北冥真人转过身来,用手托起天易低沉的头,只见天易眼擎着泪水,透过他纯净的眸子,竟能直接窥探到天易真诚的内心。北冥真人沉思良久,叹了叹气,摆了摆手道:“罢了罢了,看在你求知若渴的份上,我就教你些我的独门绝学。”
天易一听,喜出望外,泪水更止不住的外流,连忙磕头跪谢,师父站起身,背过手,接着说:“你既然一心好学,那我就先考考你的基本功如何。我们门派剑术、炼丹、暗器为三大绝学,既然你如此自信,剑术我便不再考你了,那你谈谈,你对本门派炼丹之术有何认识啊?”

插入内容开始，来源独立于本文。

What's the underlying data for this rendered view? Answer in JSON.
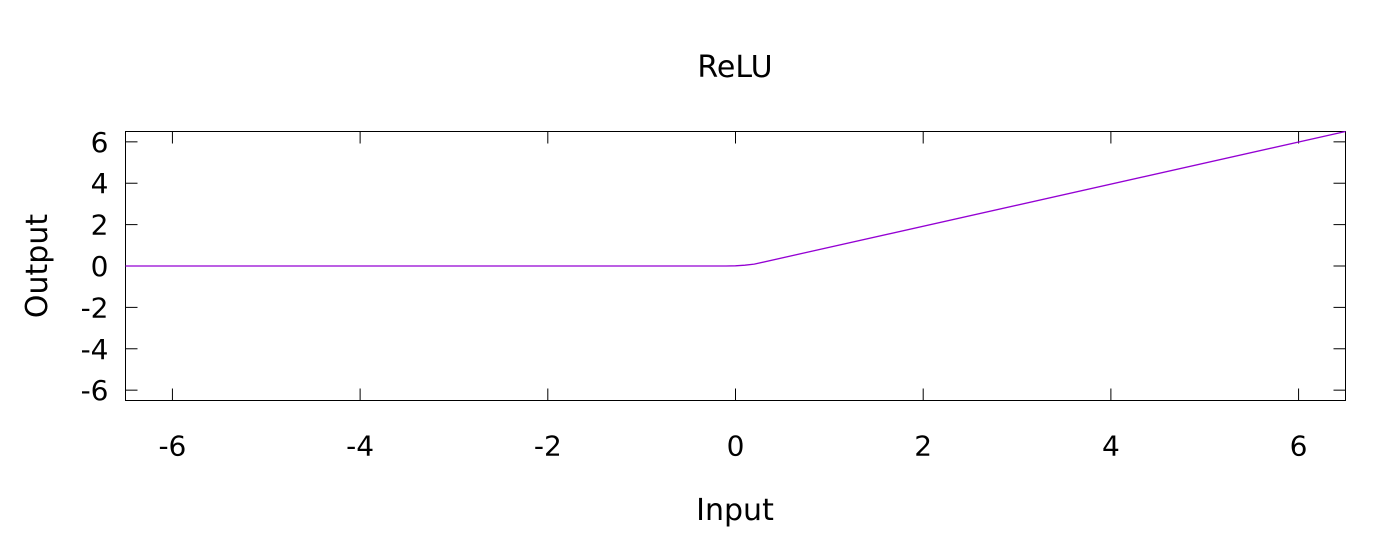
{
  "chart_data": {
    "type": "line",
    "title": "ReLU",
    "xlabel": "Input",
    "ylabel": "Output",
    "xlim": [
      -6.5,
      6.5
    ],
    "ylim": [
      -6.5,
      6.5
    ],
    "xticks": [
      -6,
      -4,
      -2,
      0,
      2,
      4,
      6
    ],
    "yticks": [
      -6,
      -4,
      -2,
      0,
      2,
      4,
      6
    ],
    "grid": false,
    "series": [
      {
        "color": "#9400d3",
        "x": [
          -6.5,
          -0.2,
          -0.1,
          0,
          0.1,
          0.2,
          6.5
        ],
        "y": [
          0,
          0,
          0,
          0.01,
          0.04,
          0.09,
          6.5
        ]
      }
    ]
  }
}
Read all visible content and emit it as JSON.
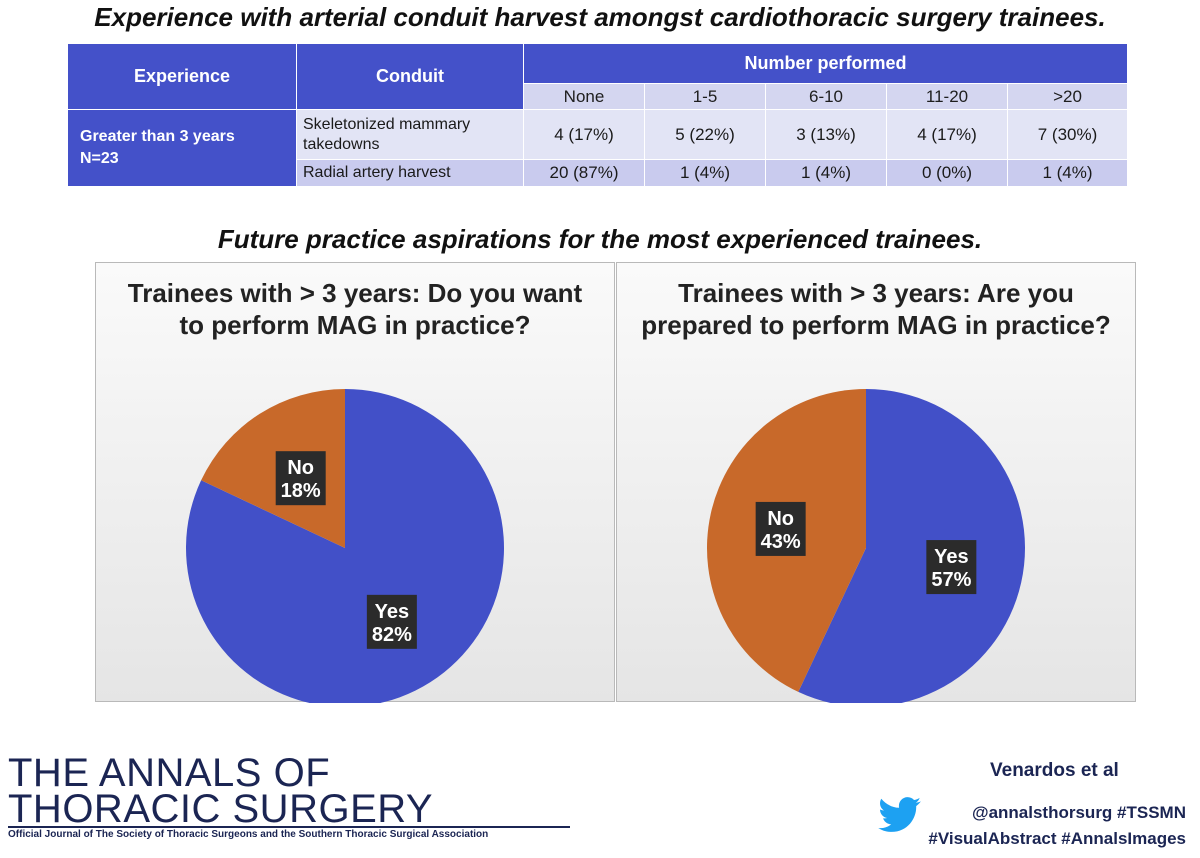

“恕弟子直言,炼丹就是为了长生不老,可是那又有何用?倘若遇贼人,抵挡不过,也是一刀切的事,哪里能有什么长生不老之术?”北冥真人也能突破五层,内功并不是本门修炼的主要内容,剑法上面的精他们这时候本门流质学修为
“长生不老之术既然没用,那行走江湖,制毒解毒的基础你应该也能有所掌握吧?”
“下毒乃是旁门左道,我要坦坦荡荡做人,不学这些歪门邪道。炼丹制药之类,弟子实在不感兴趣。”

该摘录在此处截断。